As a point-and-shoot experience, the Xperia 5 IV isn’t up there with the iPhones and Pixels of this world. Sony’s low-intervention approach to image processing means that non-optimal shots retain more of their natural shade and murk, while Sony’s HDR implementation is much less aggressive than rivals, leading to less clarity and more overexposure in demanding lighting situations. Food shots, too, lack the Insta-worthy pop that all of Sony’s rivals manage to achieve.

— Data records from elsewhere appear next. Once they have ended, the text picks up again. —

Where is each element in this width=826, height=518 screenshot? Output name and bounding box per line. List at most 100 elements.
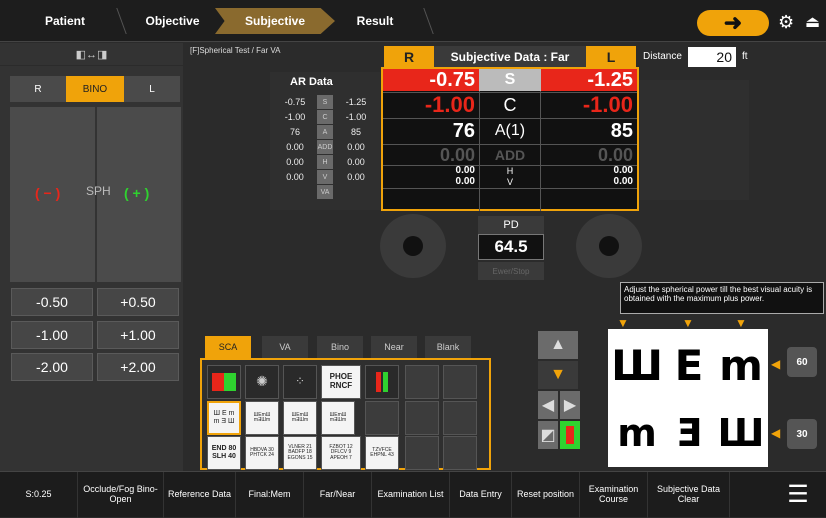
next-button[interactable]: ➜ [697,10,769,36]
step-patient[interactable]: Patient [20,8,110,34]
c-l-value[interactable]: -1.00 [541,92,633,117]
chart-left-button[interactable]: ◀ [538,391,558,419]
arrow-right-icon: ▶ [563,397,577,414]
eye-l-button[interactable]: L [124,76,180,102]
subjective-data-clear-button[interactable]: Subjective Data Clear [648,472,730,518]
menu-icon[interactable]: ☰ [770,472,826,518]
eye-r-button[interactable]: R [10,76,66,102]
final-mem-button[interactable]: Final:Mem [236,472,304,518]
optotype-letter[interactable]: E [664,340,714,390]
step-subjective[interactable]: Subjective [215,8,335,34]
tab-near[interactable]: Near [371,336,417,358]
optotype-letter[interactable]: Ш [716,408,766,458]
tab-bino[interactable]: Bino [317,336,363,358]
c-r-value[interactable]: -1.00 [383,92,475,117]
right-pupil-icon [403,236,423,256]
eye-bino-button[interactable]: BINO [66,76,124,102]
v-l-value[interactable]: 0.00 [541,176,633,187]
chart-tile-hbdva[interactable]: HBDVA 30 PHTCK 24 [245,436,279,470]
sph-minus-050-button[interactable]: -0.50 [11,288,93,316]
chart-tile-bars[interactable] [365,365,399,399]
ar-r-value: 0.00 [286,172,304,182]
h-l-value[interactable]: 0.00 [541,165,633,176]
chart-tile-empty[interactable] [443,401,477,435]
redgreen-filter-button[interactable] [560,421,580,449]
gear-icon[interactable]: ⚙ [778,12,794,33]
sph-plus-100-button[interactable]: +1.00 [97,321,179,349]
distance-input[interactable]: 20 [688,47,736,67]
sph-minus-100-button[interactable]: -1.00 [11,321,93,349]
chart-tile-astig-icon[interactable]: ✺ [245,365,279,399]
chart-tile-e-small[interactable]: Ш E mm Ǝ Ш [207,401,241,435]
data-entry-button[interactable]: Data Entry [450,472,512,518]
step-result[interactable]: Result [335,8,415,34]
chart-tile-end[interactable]: END 80 SLH 40 [207,436,241,470]
step-objective[interactable]: Objective [125,8,220,34]
v-r-value[interactable]: 0.00 [383,176,475,187]
examination-list-button[interactable]: Examination List [372,472,450,518]
chart-tile-empty[interactable] [405,436,439,470]
pd-stop-button[interactable]: Ewer/Stop [478,262,544,280]
size-60-button[interactable]: 60 [787,347,817,377]
row-marker-icon: ◀ [771,357,781,371]
s-label: S [504,71,516,88]
optotype-letter[interactable]: Ǝ [664,408,714,458]
chart-tile-fzbot[interactable]: FZBOT 12 DFLCV 9 APEOH 7 [321,436,361,470]
sph-plus-050-button[interactable]: +0.50 [97,288,179,316]
chart-tile-dots-icon[interactable]: ⁘ [283,365,317,399]
chart-tile-empty[interactable] [365,401,399,435]
chart-tile-empty[interactable] [443,365,477,399]
tab-blank[interactable]: Blank [425,336,471,358]
chart-tile-tzvfce[interactable]: TZVFCE EHPNL 43 [365,436,399,470]
ar-data-title: AR Data [290,76,333,88]
arrow-left-icon: ◀ [541,397,555,414]
chart-tile-redgreen[interactable] [207,365,241,399]
chart-right-button[interactable]: ▶ [560,391,580,419]
a-l-value[interactable]: 85 [541,119,633,143]
h-r-value[interactable]: 0.00 [383,165,475,176]
logout-icon[interactable]: ⏏ [805,12,820,32]
reference-data-button[interactable]: Reference Data [164,472,236,518]
sph-minus-200-button[interactable]: -2.00 [11,353,93,381]
sph-plus-200-button[interactable]: +2.00 [97,353,179,381]
chart-up-button[interactable]: ▲ [538,331,578,359]
swap-eyes-icon[interactable]: ◧↔◨ [0,43,183,65]
optotype-letter[interactable]: m [716,340,766,390]
size-30-button[interactable]: 30 [787,419,817,449]
optotype-letter[interactable]: m [612,408,662,458]
examination-course-button[interactable]: Examination Course [580,472,648,518]
pd-value[interactable]: 64.5 [478,234,544,260]
right-eye-header[interactable]: R [384,46,434,68]
row-divider [383,165,637,166]
sph-label: SPH [86,184,111,198]
chart-tile-empty[interactable] [405,365,439,399]
column-marker-icon: ▼ [735,316,747,330]
chart-tile-vlner[interactable]: VLNER 21 BADFP 18 EGONS 15 [283,436,317,470]
far-near-button[interactable]: Far/Near [304,472,372,518]
chart-tile-phoe[interactable]: PHOE RNCF [321,365,361,399]
a-r-value[interactable]: 76 [383,119,475,143]
chart-tile-empty[interactable] [443,436,477,470]
tab-va[interactable]: VA [262,336,308,358]
sph-plus-label: ( + ) [124,185,150,201]
tab-sca[interactable]: SCA [205,336,251,358]
s-l-value[interactable]: -1.25 [541,69,633,91]
optotype-letter[interactable]: Ш [611,340,663,390]
bottom-toolbar: S:0.25 Occlude/Fog Bino-Open Reference D… [0,471,826,518]
top-nav-bar: Patient Objective Subjective Result ➜ ⚙ … [0,0,826,42]
arrow-down-icon: ▼ [550,366,566,383]
add-l-value[interactable]: 0.00 [541,145,633,165]
row-divider [383,118,637,119]
chart-down-button[interactable]: ▼ [538,361,578,389]
chart-tile-e-tiny[interactable]: ШEmШ mƎШm [321,401,355,435]
chart-tile-e-tiny[interactable]: ШEmШ mƎШm [283,401,317,435]
mask-toggle-icon[interactable]: ◩ [538,421,558,449]
chart-tile-e-tiny[interactable]: ШEmШ mƎШm [245,401,279,435]
chart-tile-empty[interactable] [405,401,439,435]
occlude-fog-button[interactable]: Occlude/Fog Bino-Open [78,472,164,518]
left-eye-header[interactable]: L [586,46,636,68]
reset-position-button[interactable]: Reset position [512,472,580,518]
s-r-value[interactable]: -0.75 [383,69,475,91]
add-r-value[interactable]: 0.00 [383,145,475,165]
row-divider [383,92,637,93]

Sony still doesn’t have a dedicated Night mode, either. The default Basic mode will make adjustments using multiple extended shutter time shots and OIS assistance, but low-light shots retain a lot more of the natural darkness than other flagship phones. In many ways, this is preferable, but you won’t get the stark clarity of other phones.

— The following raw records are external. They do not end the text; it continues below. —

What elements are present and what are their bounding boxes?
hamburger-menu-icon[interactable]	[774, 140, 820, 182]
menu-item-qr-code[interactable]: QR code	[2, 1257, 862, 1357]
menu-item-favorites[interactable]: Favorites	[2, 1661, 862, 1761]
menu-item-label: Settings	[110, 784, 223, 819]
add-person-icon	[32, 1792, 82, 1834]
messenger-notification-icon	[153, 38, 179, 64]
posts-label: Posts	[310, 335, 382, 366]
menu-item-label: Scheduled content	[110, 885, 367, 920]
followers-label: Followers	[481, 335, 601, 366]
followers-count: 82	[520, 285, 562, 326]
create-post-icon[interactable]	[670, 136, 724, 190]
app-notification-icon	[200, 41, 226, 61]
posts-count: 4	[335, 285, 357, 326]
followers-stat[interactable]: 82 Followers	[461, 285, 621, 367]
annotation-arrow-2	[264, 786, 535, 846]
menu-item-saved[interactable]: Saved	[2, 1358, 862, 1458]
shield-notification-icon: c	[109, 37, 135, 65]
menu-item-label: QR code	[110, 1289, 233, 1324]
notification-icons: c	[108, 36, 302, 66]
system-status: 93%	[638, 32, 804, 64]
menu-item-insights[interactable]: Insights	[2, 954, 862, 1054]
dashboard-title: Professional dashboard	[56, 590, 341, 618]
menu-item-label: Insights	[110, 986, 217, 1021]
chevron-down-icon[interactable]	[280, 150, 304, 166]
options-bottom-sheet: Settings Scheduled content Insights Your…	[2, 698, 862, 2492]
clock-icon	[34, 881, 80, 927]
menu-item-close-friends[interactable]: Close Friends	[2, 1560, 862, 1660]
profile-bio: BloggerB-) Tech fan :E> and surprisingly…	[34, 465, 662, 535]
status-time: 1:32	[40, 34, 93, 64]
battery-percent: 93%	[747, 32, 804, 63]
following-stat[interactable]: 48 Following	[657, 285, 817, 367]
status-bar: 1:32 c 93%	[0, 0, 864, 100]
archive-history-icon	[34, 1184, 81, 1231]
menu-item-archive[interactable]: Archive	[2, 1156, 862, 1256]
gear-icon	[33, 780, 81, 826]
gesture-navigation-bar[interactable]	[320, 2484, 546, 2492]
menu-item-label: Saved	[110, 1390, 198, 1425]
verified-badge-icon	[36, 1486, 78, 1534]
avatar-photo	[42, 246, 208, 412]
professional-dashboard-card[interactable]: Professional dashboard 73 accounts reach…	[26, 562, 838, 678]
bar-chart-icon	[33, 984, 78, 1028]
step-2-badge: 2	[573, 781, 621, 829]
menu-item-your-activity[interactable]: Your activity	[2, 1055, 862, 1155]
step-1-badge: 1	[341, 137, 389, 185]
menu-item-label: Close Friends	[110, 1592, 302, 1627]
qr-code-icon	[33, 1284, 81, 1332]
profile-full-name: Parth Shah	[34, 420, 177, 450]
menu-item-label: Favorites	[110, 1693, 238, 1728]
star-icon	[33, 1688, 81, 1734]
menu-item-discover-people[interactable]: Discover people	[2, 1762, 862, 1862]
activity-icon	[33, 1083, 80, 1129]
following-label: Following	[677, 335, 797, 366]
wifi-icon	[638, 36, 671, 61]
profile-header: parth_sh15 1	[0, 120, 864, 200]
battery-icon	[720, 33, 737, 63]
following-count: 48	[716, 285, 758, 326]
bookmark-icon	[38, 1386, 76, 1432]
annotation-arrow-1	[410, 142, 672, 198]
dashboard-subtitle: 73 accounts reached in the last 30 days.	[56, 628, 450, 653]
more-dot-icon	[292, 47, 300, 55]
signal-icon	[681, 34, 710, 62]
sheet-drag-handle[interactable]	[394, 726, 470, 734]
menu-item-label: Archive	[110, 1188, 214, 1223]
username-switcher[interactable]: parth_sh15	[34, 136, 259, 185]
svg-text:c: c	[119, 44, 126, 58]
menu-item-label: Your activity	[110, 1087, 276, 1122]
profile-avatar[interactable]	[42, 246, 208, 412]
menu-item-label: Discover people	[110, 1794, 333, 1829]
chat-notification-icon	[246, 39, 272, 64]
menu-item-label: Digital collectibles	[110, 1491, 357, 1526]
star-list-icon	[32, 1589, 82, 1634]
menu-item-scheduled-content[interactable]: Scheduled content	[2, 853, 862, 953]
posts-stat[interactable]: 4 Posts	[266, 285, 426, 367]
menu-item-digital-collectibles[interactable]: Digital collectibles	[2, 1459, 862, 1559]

Sony has implemented a new and improved 12MP front camera (up from 8MP) this time around, which yields sharper selfies and enables 4K recording.
Sony Xperia 5 IV review: Verdict
The Sony Xperia 5 IV is another stylish, highly capable phone that slips into the pocket better than most of its oversized rivals. However, with the arrival of the striking (not to mention significantly cheaper) Asus Zenfone 9, Sony no longer has the premium compact field to itself.
Sony’s camera system is still incredibly quick and accurate, with a firm enthusiast focus that entails a physical shutter button and a host of manual controls. What’s more, Sony has finally rounded out the package with wireless charging, while boosting the phone’s battery life even further.
With that said, the Xperia 5 IV remains a very expensive piece of kit, and its tall display aspect ratio still won’t be for everyone. Meanwhile, Sony’s Pro-focused camera still doesn’t offer quite enough automated assistance on the point-and-shoot front if you need it.
The Xperia 5 IV falls tantalisingly short of being the ultimate compact flagship that we know Sony has in its repertoire, but that still makes it an excellent phone and an easy recommendation for anyone looking to downsize without compromise.